I'm finding this blog so fascinating, an articulate, very intelligent progressive who has in recent years begun to explore the world of meditation, contemplation, and perhaps is just starting to feel her way toward how that might radically change the way the world is seen.
It came to mind, perhaps some VERY simple words (honed through years of all-too-complex talking and reading) might spark some interesting reflections for this New Year.
From Father Martin Laird ("Into the Silent Land," referred to by Tibetan Buddhist teacher Alan Wallace as "the best Buddhist book on Christian contemplation ever written), to my Sufi teacher Llewelleyn Vaughan-Lee, to every Vedantic, Tantric, neo-Confucian, Zen, Kabbalistic sage/yogi/mystic I have come across (and the best Western philosophers back to the pre-Socratics) all are united in one voice as to the beginning of the contemplative life.
One sees the play of sense objects that our mind labels (inaccurately) "the world," (as if it is some "thing" existing 'out there" in dead space), there is a seeing of the play of sensations we call the "body" and the play of emotions and thoughts and memories and fears and ambitions and hopes and desires we generally take to be "Me"......

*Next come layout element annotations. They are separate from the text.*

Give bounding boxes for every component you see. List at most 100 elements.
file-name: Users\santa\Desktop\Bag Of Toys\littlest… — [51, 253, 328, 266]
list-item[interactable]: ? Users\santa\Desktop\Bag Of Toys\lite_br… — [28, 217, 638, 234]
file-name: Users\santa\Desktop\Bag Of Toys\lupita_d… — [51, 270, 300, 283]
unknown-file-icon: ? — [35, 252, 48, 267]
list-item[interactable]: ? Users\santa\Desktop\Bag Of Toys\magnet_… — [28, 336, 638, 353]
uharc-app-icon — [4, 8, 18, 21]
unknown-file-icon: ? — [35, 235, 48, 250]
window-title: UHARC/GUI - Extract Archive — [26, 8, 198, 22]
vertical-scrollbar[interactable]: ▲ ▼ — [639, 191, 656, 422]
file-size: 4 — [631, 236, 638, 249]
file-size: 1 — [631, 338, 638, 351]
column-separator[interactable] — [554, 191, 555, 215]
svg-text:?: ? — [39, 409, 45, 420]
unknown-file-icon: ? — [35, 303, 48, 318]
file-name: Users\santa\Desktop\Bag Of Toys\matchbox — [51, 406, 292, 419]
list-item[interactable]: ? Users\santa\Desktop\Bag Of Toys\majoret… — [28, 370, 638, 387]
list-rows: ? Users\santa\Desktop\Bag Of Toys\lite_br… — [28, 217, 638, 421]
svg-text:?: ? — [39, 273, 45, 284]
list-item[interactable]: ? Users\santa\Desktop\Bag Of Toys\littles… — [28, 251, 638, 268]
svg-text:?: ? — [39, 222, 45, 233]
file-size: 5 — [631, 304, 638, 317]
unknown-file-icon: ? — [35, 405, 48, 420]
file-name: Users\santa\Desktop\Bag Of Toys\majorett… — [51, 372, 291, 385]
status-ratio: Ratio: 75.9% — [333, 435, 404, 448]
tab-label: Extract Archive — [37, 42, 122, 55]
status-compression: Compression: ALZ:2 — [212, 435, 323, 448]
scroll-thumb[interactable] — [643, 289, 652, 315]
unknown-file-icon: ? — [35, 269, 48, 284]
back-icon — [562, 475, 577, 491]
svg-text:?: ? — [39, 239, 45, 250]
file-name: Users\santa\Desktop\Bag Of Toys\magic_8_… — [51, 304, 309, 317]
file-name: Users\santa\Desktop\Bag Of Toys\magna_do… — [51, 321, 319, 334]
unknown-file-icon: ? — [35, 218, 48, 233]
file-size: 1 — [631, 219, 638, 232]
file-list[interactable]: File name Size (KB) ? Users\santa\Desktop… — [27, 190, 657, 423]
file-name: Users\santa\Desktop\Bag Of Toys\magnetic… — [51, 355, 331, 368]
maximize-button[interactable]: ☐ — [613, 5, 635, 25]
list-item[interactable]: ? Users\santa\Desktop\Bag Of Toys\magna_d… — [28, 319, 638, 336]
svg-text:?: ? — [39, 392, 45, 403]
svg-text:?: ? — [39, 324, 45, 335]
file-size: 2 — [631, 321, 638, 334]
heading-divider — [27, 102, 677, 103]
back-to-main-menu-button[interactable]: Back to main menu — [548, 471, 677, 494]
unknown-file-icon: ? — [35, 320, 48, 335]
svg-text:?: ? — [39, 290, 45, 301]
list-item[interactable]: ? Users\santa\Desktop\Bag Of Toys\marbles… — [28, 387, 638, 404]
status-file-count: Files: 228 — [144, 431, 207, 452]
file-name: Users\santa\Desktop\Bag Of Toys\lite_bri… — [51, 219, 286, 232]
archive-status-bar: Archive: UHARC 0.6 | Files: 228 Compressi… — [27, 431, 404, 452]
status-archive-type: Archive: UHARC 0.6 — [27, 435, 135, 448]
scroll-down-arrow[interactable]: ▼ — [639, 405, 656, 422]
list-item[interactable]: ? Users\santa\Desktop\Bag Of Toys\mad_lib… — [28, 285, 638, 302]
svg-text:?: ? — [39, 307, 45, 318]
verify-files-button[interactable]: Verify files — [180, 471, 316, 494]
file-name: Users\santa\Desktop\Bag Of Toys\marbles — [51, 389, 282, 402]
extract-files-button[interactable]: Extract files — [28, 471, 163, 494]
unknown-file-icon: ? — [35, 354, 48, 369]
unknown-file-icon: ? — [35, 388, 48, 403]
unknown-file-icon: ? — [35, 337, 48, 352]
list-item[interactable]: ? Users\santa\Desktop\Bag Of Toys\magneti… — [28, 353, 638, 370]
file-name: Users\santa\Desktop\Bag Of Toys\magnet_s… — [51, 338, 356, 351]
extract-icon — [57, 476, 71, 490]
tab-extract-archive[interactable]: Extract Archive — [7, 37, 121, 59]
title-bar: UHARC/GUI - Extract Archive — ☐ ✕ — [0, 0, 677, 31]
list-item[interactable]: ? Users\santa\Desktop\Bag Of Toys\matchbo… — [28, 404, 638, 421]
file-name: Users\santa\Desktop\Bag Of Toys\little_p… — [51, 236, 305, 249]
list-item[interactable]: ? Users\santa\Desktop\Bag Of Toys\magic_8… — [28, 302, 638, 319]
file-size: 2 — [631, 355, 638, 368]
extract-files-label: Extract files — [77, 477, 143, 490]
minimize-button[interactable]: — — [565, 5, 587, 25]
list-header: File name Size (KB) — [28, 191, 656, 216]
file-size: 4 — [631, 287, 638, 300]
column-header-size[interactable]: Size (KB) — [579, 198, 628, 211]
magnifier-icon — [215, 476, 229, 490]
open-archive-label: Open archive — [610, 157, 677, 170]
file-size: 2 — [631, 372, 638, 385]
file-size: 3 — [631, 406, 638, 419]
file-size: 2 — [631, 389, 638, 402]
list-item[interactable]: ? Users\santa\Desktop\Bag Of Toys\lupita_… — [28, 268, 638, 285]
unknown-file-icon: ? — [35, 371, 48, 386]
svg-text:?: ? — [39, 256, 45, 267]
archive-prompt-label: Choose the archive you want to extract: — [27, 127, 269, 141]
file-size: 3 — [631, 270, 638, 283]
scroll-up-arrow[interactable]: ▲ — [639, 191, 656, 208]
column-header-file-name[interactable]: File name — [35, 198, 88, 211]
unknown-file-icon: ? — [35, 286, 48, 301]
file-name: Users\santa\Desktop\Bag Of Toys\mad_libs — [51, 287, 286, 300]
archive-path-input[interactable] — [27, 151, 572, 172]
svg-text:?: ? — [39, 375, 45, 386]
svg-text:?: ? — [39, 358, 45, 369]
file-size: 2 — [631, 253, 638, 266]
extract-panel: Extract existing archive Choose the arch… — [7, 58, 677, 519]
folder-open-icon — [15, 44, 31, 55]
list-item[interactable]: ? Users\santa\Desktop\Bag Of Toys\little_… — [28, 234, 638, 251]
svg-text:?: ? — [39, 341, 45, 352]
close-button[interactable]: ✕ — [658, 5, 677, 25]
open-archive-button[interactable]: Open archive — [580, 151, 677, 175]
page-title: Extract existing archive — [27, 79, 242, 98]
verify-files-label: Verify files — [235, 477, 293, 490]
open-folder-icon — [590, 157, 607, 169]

and in this quiet seeing, a vast open Silence is discovered. Contrary to the likes of Sam Harris, this is not some purely private space "inside"of the little, the puny "me," but we may dare to take it as pointing to something Real - a vastness, an openness, an inexplicable luminous Spacious Stillness which seems to encompass and pervade all of this experience we label as "the universe."
Coming back to every day life in the world, the forms we label people, politicians, good guys, bad guys, the woke, the neo-liberals, the Trumpists - everything takes on a different quality, a different character, a different hue.

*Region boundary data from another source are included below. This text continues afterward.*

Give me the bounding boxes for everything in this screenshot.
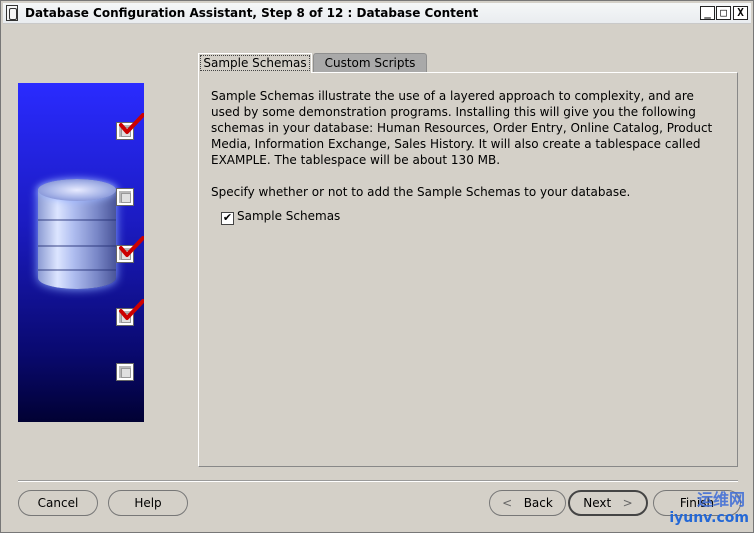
minimize-button[interactable]: _ bbox=[700, 6, 715, 20]
wizard-side-image bbox=[18, 83, 144, 422]
button-divider bbox=[18, 480, 738, 482]
maximize-button[interactable]: □ bbox=[716, 6, 731, 20]
sample-schemas-checkbox-row[interactable]: ✔ Sample Schemas bbox=[221, 209, 340, 225]
app-icon bbox=[6, 5, 18, 21]
step-5-checkbox bbox=[116, 363, 134, 381]
title-bar: Database Configuration Assistant, Step 8… bbox=[3, 3, 751, 24]
tab-custom-scripts[interactable]: Custom Scripts bbox=[313, 53, 427, 73]
step-3-check-icon bbox=[118, 236, 144, 260]
sample-schemas-panel: Sample Schemas illustrate the use of a l… bbox=[198, 72, 738, 467]
database-cylinder-icon bbox=[38, 179, 116, 297]
sample-schemas-checkbox[interactable]: ✔ bbox=[221, 212, 234, 225]
tab-sample-schemas[interactable]: Sample Schemas bbox=[198, 53, 312, 73]
sample-schemas-checkbox-label: Sample Schemas bbox=[237, 209, 341, 223]
help-button[interactable]: Help bbox=[108, 490, 188, 516]
chevron-left-icon: < bbox=[502, 496, 513, 510]
step-2-checkbox bbox=[116, 188, 134, 206]
close-button[interactable]: X bbox=[733, 6, 748, 20]
step-4-check-icon bbox=[118, 299, 144, 323]
window-title: Database Configuration Assistant, Step 8… bbox=[25, 6, 479, 20]
back-button[interactable]: < Back bbox=[489, 490, 566, 516]
finish-button[interactable]: Finish bbox=[653, 490, 741, 516]
next-button[interactable]: Next > bbox=[568, 490, 648, 516]
wizard-content: Sample Schemas Custom Scripts Sample Sch… bbox=[3, 24, 751, 530]
sample-schemas-description: Sample Schemas illustrate the use of a l… bbox=[211, 89, 713, 167]
cancel-button[interactable]: Cancel bbox=[18, 490, 98, 516]
chevron-right-icon: > bbox=[622, 496, 633, 510]
dbca-window: Database Configuration Assistant, Step 8… bbox=[0, 0, 754, 533]
sample-schemas-prompt: Specify whether or not to add the Sample… bbox=[211, 185, 631, 199]
step-1-check-icon bbox=[118, 113, 144, 137]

This is not the quietism of contemplatives who say nothing matters. This is not the "lila" - the view of the world as a Divine Play, the dark and the light of which we should just sit back and contemplative as part of the ecstatic outpouring of this vast, luminous Consciousness which seems to have almost swallowed up all we had taken to be real.
We feel now more than ever moved to bring some measure of this radical energy and somehow find a way to transform this appearance we call the world, this suffering, laughing, exploiting, heart-breakingly beautiful and heartbreaking mass of humanity and all living creatures.
But as this dawns on us, we realize if we simply approach this process of transformation with the same mindset we brought to previous actions - which seem unfortunately all too much in alignment with what has brought about this mass of suffering - then no ultimate, fundamental, TRULY radical change will occur.
So we wait - perhaps just a few minutes, or hours, or days, or maybe even weeks - or, do we dare - months - as this new vision comes into clarity, and as the impetus to action somehow finds a new leverage point.
And one day, something extraordinary - we trust it will - will happen.